Question

A boy performs an experiment in which he uses a simple pendulum to find the value of 'g' using the formula $g=\frac{4{\pi }^{2}l}{T^2}$ = Where l = 1 m. Error in measurements of length is $\Delta l=2cm$, human error in time measurement is 0.15sec and least count of stop watch $\Delta T=0.01s$, What will be the percentage error in determining value of $g$?

Answer 1

value of $g$ is dependent on time period of pendulum $\left(T\right)$ & as follows:

$g=\frac{4{\pi }^{2}L}{T^2}$......(1)

differentiating both sides give error relation:

$\frac{\Delta g}{g}=\frac{\Delta L}{L}+2\frac{\Delta T}{T}$....(2)

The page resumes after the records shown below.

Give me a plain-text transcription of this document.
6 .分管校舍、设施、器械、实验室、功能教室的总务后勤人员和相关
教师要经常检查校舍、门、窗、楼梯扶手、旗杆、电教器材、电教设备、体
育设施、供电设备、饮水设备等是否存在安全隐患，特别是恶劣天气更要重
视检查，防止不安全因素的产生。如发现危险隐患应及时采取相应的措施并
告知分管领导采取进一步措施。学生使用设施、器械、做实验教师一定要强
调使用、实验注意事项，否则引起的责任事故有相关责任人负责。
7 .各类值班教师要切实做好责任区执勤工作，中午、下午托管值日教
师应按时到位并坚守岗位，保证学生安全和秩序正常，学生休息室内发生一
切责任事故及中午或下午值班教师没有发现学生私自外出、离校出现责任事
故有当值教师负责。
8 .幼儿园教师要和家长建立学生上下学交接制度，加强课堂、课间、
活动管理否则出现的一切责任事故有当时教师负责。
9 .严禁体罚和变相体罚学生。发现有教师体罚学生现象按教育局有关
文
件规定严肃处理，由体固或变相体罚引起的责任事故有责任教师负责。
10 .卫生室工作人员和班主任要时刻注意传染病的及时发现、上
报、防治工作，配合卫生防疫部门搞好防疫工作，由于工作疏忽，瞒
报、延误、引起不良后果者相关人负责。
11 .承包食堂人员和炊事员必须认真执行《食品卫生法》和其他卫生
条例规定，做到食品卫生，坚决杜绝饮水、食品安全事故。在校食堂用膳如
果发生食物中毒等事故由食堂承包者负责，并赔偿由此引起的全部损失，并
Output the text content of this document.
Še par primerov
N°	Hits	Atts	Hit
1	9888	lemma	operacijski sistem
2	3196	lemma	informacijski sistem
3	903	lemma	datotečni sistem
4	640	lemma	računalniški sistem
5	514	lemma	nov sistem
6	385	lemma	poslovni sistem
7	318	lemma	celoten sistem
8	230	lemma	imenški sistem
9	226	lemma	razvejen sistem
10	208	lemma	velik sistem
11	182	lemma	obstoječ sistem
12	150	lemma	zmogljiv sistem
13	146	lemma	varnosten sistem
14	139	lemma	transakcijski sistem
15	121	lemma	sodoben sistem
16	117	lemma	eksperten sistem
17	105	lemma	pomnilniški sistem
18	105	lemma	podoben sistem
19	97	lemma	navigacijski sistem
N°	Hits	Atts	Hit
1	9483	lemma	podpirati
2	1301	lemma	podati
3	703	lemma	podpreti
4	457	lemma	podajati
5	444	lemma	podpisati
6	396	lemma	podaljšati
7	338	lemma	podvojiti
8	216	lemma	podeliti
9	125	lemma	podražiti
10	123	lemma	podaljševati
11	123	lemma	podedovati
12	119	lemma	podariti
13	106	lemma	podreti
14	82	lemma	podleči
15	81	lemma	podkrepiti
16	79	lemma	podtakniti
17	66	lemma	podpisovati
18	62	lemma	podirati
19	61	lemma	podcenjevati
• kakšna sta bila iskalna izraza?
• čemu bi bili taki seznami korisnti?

given that, $\Delta L=0.02m$ and combined $\Delta T=0.15+0.01=0.165$ [Human error and least count error taken together]

When $l=1m$ taking $g=9.8m/s^2$ the correct time period will be:

$T=2\pi \sqrt{\frac{l}{g}}$ [From reassuring (1)]

$=2\pi \sqrt{\frac{1}{9.8}}\simeq 2s$

Thus, from (2) we have:

$\frac{\Delta g}{g}=\frac{0.01}{L}+2\times \frac{0.16}{2}=0.17$, or $\frac{\Delta g}{g}=17\%.$